Background
Global cancer incidence continues to increase, with particularly concerning rises among younger adults. These trends emphasize the urgent need for effective and scalable cancer prevention strategies. Diet is a major modifiable determinant of cancer risk worldwide. Although obesity is a well-established mediator of diet-related cancer risk, growing evidence indicates that dietary patterns may influence cancer development through additional biological pathways that act independently of adiposity. Advancing cancer prevention therefore requires approaches that directly link diet to cancer-relevant biology across diverse populations.
Objectives
This talk will highlight recent advances in nutritional epidemiology that define dietary patterns based on underlying biological mechanisms relevant to cancer. We describe how biologically defined dietary patterns and their objective biomarker profiles can strengthen etiologic understanding, improve international comparability across studies, and lay the foundation for precision nutrition approaches to cancer prevention.
Methods
Cancer development is driven by core metabolic processes, including chronic inflammation, dysregulated insulin signaling, and altered lipid metabolism. Biologically defined dietary patterns have been developed to capture how combinations of foods influence these pathways at a molecular level. We will discuss the application of nutritional metabolomics in large prospective cohorts, controlled feeding studies, and international metabolomics consortia spanning multiple continents. These efforts enabled the derivation of objective biomarker profiles of dietary patterns related to inflammation and hyperinsulinemia, followed by external validation across populations with heterogeneous genetics, dietary behaviors, and food environments.
Results
Biologically defined dietary patterns are now consistently associated with risk of multiple cancers, with particularly strong and reproducible evidence for colorectal cancer. Objective biomarker profiles of these dietary patterns demonstrate associations with cancer risk that are comparable in magnitude to those observed using traditional self-reported dietary assessment. These findings provide clear proof of principle that small volumes of blood can yield scalable, objective measures of dietary exposure and biological response suitable for large epidemiologic studies. Emerging work extends this framework to additional pathways, including dietary patterns reflecting ceramide metabolic potential. Ceramides are key regulators of insulin resistance, inflammation, and mitochondrial function, and represent a promising biological target for understanding diet-related cancer risk.

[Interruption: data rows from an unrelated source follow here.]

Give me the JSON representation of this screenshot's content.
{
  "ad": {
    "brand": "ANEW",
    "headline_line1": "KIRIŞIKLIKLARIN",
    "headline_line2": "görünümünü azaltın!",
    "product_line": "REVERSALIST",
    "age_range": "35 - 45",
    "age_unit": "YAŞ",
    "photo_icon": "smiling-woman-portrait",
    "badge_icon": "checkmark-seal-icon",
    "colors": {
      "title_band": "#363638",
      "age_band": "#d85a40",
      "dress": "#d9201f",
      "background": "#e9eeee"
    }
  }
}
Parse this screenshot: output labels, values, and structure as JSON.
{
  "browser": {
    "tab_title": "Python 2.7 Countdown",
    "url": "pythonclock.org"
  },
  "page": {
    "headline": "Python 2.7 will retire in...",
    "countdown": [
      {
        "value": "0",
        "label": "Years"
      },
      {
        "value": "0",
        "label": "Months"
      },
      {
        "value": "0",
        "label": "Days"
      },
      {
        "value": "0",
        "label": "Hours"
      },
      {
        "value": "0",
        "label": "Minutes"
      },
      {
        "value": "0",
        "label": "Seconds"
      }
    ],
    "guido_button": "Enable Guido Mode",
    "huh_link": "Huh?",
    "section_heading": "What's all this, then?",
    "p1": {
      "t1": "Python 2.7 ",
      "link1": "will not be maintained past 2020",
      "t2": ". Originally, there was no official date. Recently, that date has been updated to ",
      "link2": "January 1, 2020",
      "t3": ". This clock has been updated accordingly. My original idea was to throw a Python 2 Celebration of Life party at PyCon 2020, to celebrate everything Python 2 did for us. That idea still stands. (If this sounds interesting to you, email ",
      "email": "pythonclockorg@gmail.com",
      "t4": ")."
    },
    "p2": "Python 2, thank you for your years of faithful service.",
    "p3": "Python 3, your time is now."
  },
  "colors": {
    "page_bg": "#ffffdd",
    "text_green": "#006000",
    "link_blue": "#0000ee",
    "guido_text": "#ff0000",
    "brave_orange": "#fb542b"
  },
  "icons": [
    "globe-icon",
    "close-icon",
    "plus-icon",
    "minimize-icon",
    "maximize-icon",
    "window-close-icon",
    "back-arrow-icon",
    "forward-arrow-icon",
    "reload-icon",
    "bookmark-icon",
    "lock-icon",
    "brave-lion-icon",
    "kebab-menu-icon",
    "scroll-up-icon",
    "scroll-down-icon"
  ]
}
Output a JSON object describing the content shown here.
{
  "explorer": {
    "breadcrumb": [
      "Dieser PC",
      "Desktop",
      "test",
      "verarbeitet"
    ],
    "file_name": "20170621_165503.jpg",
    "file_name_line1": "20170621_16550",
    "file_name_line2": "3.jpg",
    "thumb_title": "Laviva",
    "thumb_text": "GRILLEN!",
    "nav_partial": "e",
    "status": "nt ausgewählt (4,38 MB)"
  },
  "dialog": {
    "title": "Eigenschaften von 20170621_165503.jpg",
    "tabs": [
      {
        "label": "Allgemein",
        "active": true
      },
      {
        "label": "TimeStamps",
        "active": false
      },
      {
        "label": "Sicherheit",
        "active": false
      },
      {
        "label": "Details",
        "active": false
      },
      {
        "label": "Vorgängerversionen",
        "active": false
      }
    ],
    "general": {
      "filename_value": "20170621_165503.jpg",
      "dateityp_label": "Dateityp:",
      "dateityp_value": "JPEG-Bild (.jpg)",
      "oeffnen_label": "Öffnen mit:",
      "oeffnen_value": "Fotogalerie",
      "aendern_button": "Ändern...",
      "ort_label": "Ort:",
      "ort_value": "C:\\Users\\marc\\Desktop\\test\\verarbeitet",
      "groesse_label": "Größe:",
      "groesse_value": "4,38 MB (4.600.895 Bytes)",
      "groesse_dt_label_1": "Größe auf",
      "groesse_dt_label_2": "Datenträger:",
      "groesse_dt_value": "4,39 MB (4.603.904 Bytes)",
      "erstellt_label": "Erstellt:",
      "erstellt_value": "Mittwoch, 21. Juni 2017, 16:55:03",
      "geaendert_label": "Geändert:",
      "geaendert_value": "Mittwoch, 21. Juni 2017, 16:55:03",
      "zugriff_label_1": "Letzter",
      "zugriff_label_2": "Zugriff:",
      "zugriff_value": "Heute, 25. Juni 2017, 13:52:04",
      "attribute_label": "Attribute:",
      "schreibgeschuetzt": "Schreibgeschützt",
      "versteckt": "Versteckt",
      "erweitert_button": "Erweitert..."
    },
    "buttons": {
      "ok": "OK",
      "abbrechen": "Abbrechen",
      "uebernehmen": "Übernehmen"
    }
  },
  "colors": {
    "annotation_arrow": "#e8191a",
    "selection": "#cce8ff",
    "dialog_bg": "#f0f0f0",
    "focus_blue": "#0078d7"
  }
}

Conclusions and Implications
These advances mark an important shift in nutritional epidemiology with direct relevance to global cancer prevention efforts. Biologically defined dietary patterns and their biomarker profiles provide a robust framework for developing tools for improved cancer risk stratification, and stronger evidence to inform prevention guidelines. Looking forward, this approach supports a precision nutrition paradigm in which objective biomarkers are used to identify individuals and populations most likely to benefit from targeted dietary interventions and to evaluate intervention response in both clinical and public health settings. Aligning dietary guidance with cancer-relevant biology offers a critical opportunity to reduce global cancer burden through evidence-based, biologically informed prevention strategies.